Date of Award
Doctor of Education (EdD)
The quality of 9-1-1 services can mean the difference between life and death. In 2015, national 9-1-1 organizations created a minimum standard for Public Safety Answering Point (PSAP) comprehensive quality improvement programs, yet there is no mandate for PSAPs to adopt such standards. This study focuses on quality improvement perceptions among New York State (NYS) wireless PSAP leaders from an evidence-based management theory framework.
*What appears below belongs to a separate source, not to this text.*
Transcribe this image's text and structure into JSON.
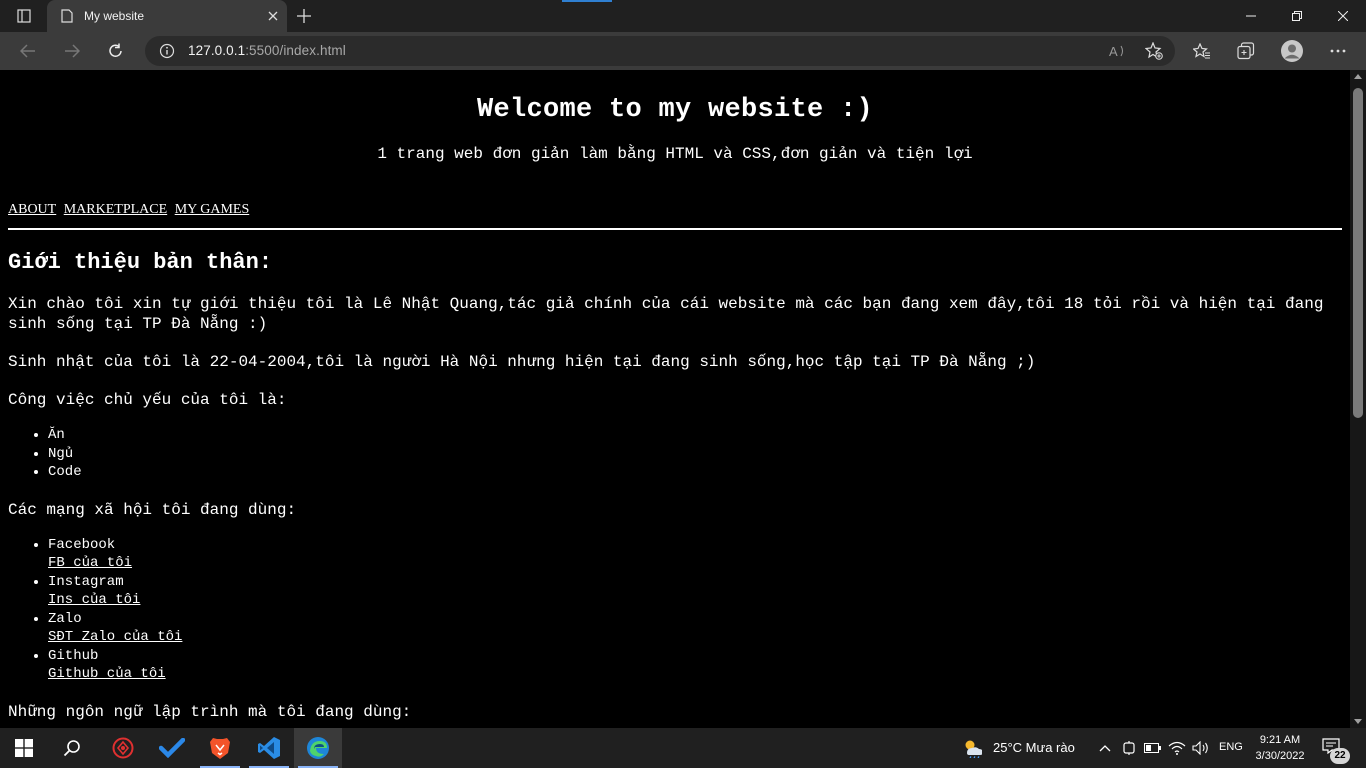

The study addresses the primary research question: How do NYS wireless PSAP leaders support effective implementation of quality care? Using directed content analysis out-transcripts from focus group sessions with NYS wireless PSAP leaders, the following themes emerged: PSAP leaders support effective implementation of quality care by achieving buy-in from stakeholders, building trust as leaders, and using local data to support their decision-making processes. While participants consistently agreed on general definitions of PSAP quality using a six dimensional model, measuring quality was inconsistent from agency to agency. Time, staffing, and funding were largely seen as barriers to effective implementation, while other factors such as training and accreditation were viewed positively. Stakeholder engagement and organizational culture were perceived as neutral, yet instrumental, to success.
Sharpe, Steven C., "9-1-1 Leadership: Perceptions of Evidence-Based Quality Improvement" (2018). Education Doctoral. Paper 353.